Often, when you aren’t happy with what you’re writing, it’s because you’re writing about your character from a distance. You’re seeing your scene as a bird might. Swoop down. Sit right behind the eyes of your protagonist. Is she sitting in a field? What does the sun feel like on her skin? Is he walking down a city street? Does the grass grow up through cracks in the sidewalk?
Another thing to remember is that your character is not your plot. They aren’t a vehicle for driving the reader through your story. They have their own history; their heart has been broken; they lie in bed at night and dream of being something else. They have siblings and cousins they’ve played games with, games only they know the rules to. They are scared. Confused. Confident. On the verge of being in love. There was that one time they danced in public, and they didn’t care how goofy they looked.
The only way to convince your readers that this world is real, that these characters are real, is to believe it first yourself. To do that, you need to zoom in. See the world as your characters do. Describe it through all 8 or 10 of their senses.* Know them as well as you know a dear friend. And then write to do them justice.

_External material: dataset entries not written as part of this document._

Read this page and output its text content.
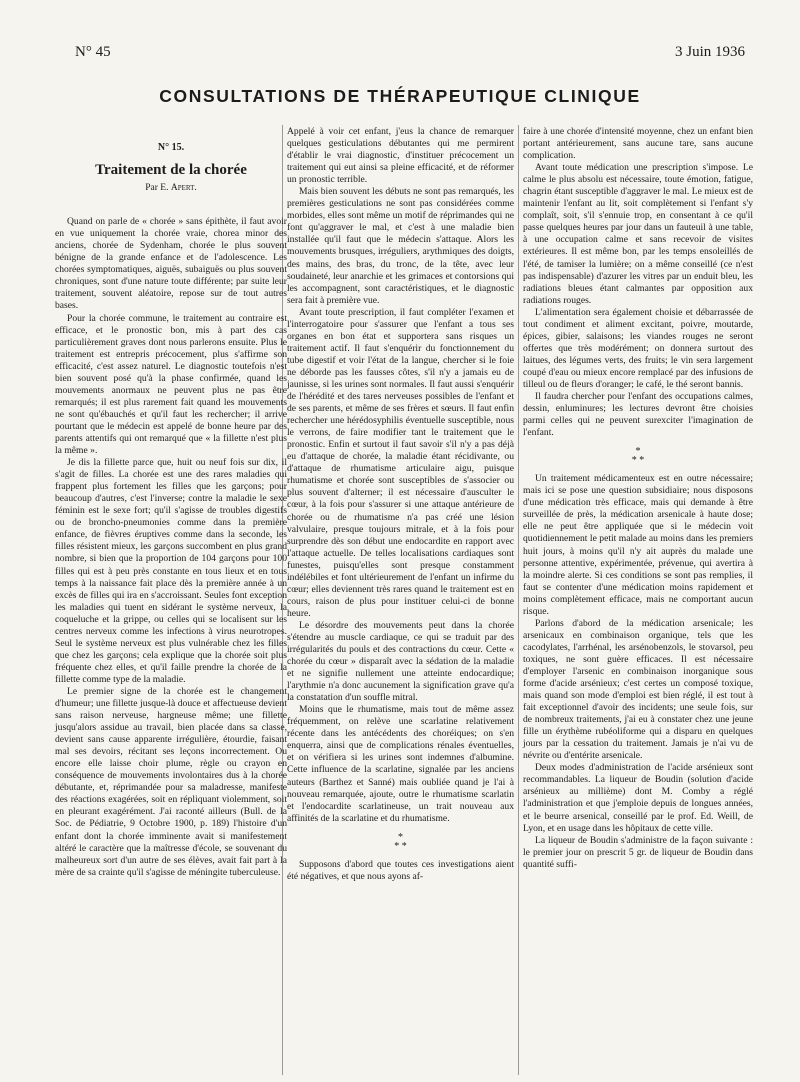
N° 45	3 Juin 1936
CONSULTATIONS DE THÉRAPEUTIQUE CLINIQUE
N° 15.
Traitement de la chorée
Par E. Apert.

Quand on parle de « chorée » sans épithète, il faut avoir en vue uniquement la chorée vraie, chorea minor des anciens, chorée de Sydenham, chorée le plus souvent bénigne de la grande enfance et de l'adolescence. Les chorées symptomatiques, aiguës, subaiguës ou plus souvent chroniques, sont d'une nature toute différente; par suite leur traitement, souvent aléatoire, repose sur de tout autres bases.

Pour la chorée commune, le traitement au contraire est efficace, et le pronostic bon, mis à part des cas particulièrement graves dont nous parlerons ensuite. Plus le traitement est entrepris précocement, plus s'affirme son efficacité, c'est assez naturel. Le diagnostic toutefois n'est bien souvent posé qu'à la phase confirmée, quand les mouvements anormaux ne peuvent plus ne pas être remarqués; il est plus rarement fait quand les mouvements ne sont qu'ébauchés et qu'il faut les rechercher; il arrive pourtant que le médecin est appelé de bonne heure par des parents attentifs qui ont remarqué que « la fillette n'est plus la même ».

Je dis la fillette parce que, huit ou neuf fois sur dix, il s'agit de filles. La chorée est une des rares maladies qui frappent plus fortement les filles que les garçons; pour beaucoup d'autres, c'est l'inverse; contre la maladie le sexe féminin est le sexe fort; qu'il s'agisse de troubles digestifs ou de broncho-pneumonies comme dans la première enfance, de fièvres éruptives comme dans la seconde, les filles résistent mieux, les garçons succombent en plus grand nombre, si bien que la proportion de 104 garçons pour 100 filles qui est à peu près constante en tous lieux et en tous temps à la naissance fait place dès la première année à un excès de filles qui ira en s'accroissant. Seules font exception les maladies qui tuent en sidérant le système nerveux, la coqueluche et la grippe, ou celles qui se localisent sur les centres nerveux comme les infections à virus neurotropes. Seul le système nerveux est plus vulnérable chez les filles que chez les garçons; cela explique que la chorée soit plus fréquente chez elles, et qu'il faille prendre la chorée de la fillette comme type de la maladie.

Le premier signe de la chorée est le changement d'humeur; une fillette jusque-là douce et affectueuse devient sans raison nerveuse, hargneuse même; une fillette jusqu'alors assidue au travail, bien placée dans sa classe, devient sans cause apparente irrégulière, étourdie, faisant mal ses devoirs, récitant ses leçons incorrectement. Ou encore elle laisse choir plume, règle ou crayon en conséquence de mouvements involontaires dus à la chorée débutante, et, réprimandée pour sa maladresse, manifeste des réactions exagérées, soit en répliquant violemment, soit en pleurant exagérément. J'ai raconté ailleurs (Bull. de la Soc. de Pédiatrie, 9 Octobre 1900, p. 189) l'histoire d'un enfant dont la chorée imminente avait si manifestement altéré le caractère que la maîtresse d'école, se souvenant du malheureux sort d'un autre de ses élèves, avait fait part à la mère de sa crainte qu'il s'agisse de méningite tuberculeuse.

Appelé à voir cet enfant, j'eus la chance de remarquer quelques gesticulations débutantes qui me permirent d'établir le vrai diagnostic, d'instituer précocement un traitement qui eut ainsi sa pleine efficacité, et de réformer un pronostic terrible.

Mais bien souvent les débuts ne sont pas remarqués, les premières gesticulations ne sont pas considérées comme morbides, elles sont même un motif de réprimandes qui ne font qu'aggraver le mal, et c'est à une maladie bien installée qu'il faut que le médecin s'attaque. Alors les mouvements brusques, irréguliers, arythmiques des doigts, des mains, des bras, du tronc, de la tête, avec leur soudaineté, leur anarchie et les grimaces et contorsions qui les accompagnent, sont caractéristiques, et le diagnostic sera fait à première vue.

Avant toute prescription, il faut compléter l'examen et l'interrogatoire pour s'assurer que l'enfant a tous ses organes en bon état et supportera sans risques un traitement actif. Il faut s'enquérir du fonctionnement du tube digestif et voir l'état de la langue, chercher si le foie ne déborde pas les fausses côtes, s'il n'y a jamais eu de jaunisse, si les urines sont normales. Il faut aussi s'enquérir de l'hérédité et des tares nerveuses possibles de l'enfant et de ses parents, et même de ses frères et sœurs. Il faut enfin rechercher une hérédosyphilis éventuelle susceptible, nous le verrons, de faire modifier tant le traitement que le pronostic. Enfin et surtout il faut savoir s'il n'y a pas déjà eu d'attaque de chorée, la maladie étant récidivante, ou d'attaque de rhumatisme articulaire aigu, puisque rhumatisme et chorée sont susceptibles de s'associer ou plus souvent d'alterner; il est nécessaire d'ausculter le cœur, à la fois pour s'assurer si une attaque antérieure de chorée ou de rhumatisme n'a pas créé une lésion valvulaire, presque toujours mitrale, et à la fois pour surprendre dès son début une endocardite en rapport avec l'attaque actuelle. De telles localisations cardiaques sont funestes, puisqu'elles sont presque constamment indélébiles et font ultérieurement de l'enfant un infirme du cœur; elles deviennent très rares quand le traitement est en cours, raison de plus pour instituer celui-ci de bonne heure.

Le désordre des mouvements peut dans la chorée s'étendre au muscle cardiaque, ce qui se traduit par des irrégularités du pouls et des contractions du cœur. Cette « chorée du cœur » disparaît avec la sédation de la maladie et ne signifie nullement une atteinte endocardique; l'arythmie n'a donc aucunement la signification grave qu'a la constatation d'un souffle mitral.

Moins que le rhumatisme, mais tout de même assez fréquemment, on relève une scarlatine relativement récente dans les antécédents des choréiques; on s'en enquerra, ainsi que de complications rénales éventuelles, et on vérifiera si les urines sont indemnes d'albumine. Cette influence de la scarlatine, signalée par les anciens auteurs (Barthez et Sanné) mais oubliée quand je l'ai à nouveau remarquée, ajoute, outre le rhumatisme scarlatin et l'endocardite scarlatineuse, un trait nouveau aux affinités de la scarlatine et du rhumatisme.

*
* *

Supposons d'abord que toutes ces investigations aient été négatives, et que nous ayons af-

faire à une chorée d'intensité moyenne, chez un enfant bien portant antérieurement, sans aucune tare, sans aucune complication.

Avant toute médication une prescription s'impose. Le calme le plus absolu est nécessaire, toute émotion, fatigue, chagrin étant susceptible d'aggraver le mal. Le mieux est de maintenir l'enfant au lit, soit complètement si l'enfant s'y complaît, soit, s'il s'ennuie trop, en consentant à ce qu'il passe quelques heures par jour dans un fauteuil à une table, à une occupation calme et sans recevoir de visites extérieures. Il est même bon, par les temps ensoleillés de l'été, de tamiser la lumière; on a même conseillé (ce n'est pas indispensable) d'azurer les vitres par un enduit bleu, les radiations bleues étant calmantes par opposition aux radiations rouges.

L'alimentation sera également choisie et débarrassée de tout condiment et aliment excitant, poivre, moutarde, épices, gibier, salaisons; les viandes rouges ne seront offertes que très modérément; on donnera surtout des laitues, des légumes verts, des fruits; le vin sera largement coupé d'eau ou mieux encore remplacé par des infusions de tilleul ou de fleurs d'oranger; le café, le thé seront bannis.

Il faudra chercher pour l'enfant des occupations calmes, dessin, enluminures; les lectures devront être choisies parmi celles qui ne peuvent surexciter l'imagination de l'enfant.

*
* *

Un traitement médicamenteux est en outre nécessaire; mais ici se pose une question subsidiaire; nous disposons d'une médication très efficace, mais qui demande à être surveillée de près, la médication arsenicale à haute dose; elle ne peut être appliquée que si le médecin voit quotidiennement le petit malade au moins dans les premiers huit jours, à moins qu'il n'y ait auprès du malade une personne attentive, expérimentée, prévenue, qui avertira à la moindre alerte. Si ces conditions se sont pas remplies, il faut se contenter d'une médication moins rapidement et moins complètement efficace, mais ne comportant aucun risque.

Parlons d'abord de la médication arsenicale; les arsenicaux en combinaison organique, tels que les cacodylates, l'arrhénal, les arsénobenzols, le stovarsol, peu toxiques, ne sont guère efficaces. Il est nécessaire d'employer l'arsenic en combinaison inorganique sous forme d'acide arsénieux; c'est certes un composé toxique, mais quand son mode d'emploi est bien réglé, il est tout à fait exceptionnel d'avoir des incidents; une seule fois, sur de nombreux traitements, j'ai eu à constater chez une jeune fille un érythème rubéoliforme qui a disparu en quelques jours par la cessation du traitement. Jamais je n'ai vu de névrite ou d'entérite arsenicale.

Deux modes d'administration de l'acide arsénieux sont recommandables. La liqueur de Boudin (solution d'acide arsénieux au millième) dont M. Comby a réglé l'administration et que j'emploie depuis de longues années, et le beurre arsenical, conseillé par le prof. Ed. Weill, de Lyon, et en usage dans les hôpitaux de cette ville.

La liqueur de Boudin s'administre de la façon suivante : le premier jour on prescrit 5 gr. de liqueur de Boudin dans quantité suffi-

*It bugs me that we pretend there are only 5 senses. It ignores so many other ways we understand our world. There’s the kinesthetic sense, which is our ability to feel our own bodies in space. If you close your eyes and touch your nose, that’s your kinesthetic sense. When your character has an out-0f-body experience, they are feeling a breakdown of this sense. Balance is another sense, with the organs of the inner ear providing information about our orientation in space. Vertigo is an important sensation to convey to the readers. Hunger is a sense separate from taste. Hot and cold are sensed separately (Fun fact: The cold sensors within your epidermis are closer to the surface than your heat sensors, which is why, when you dip your hand or foot in scalding water, it briefly feels cold before it feels hot. The trigger for “extreme temperature” hits the cold cells before the hot cells).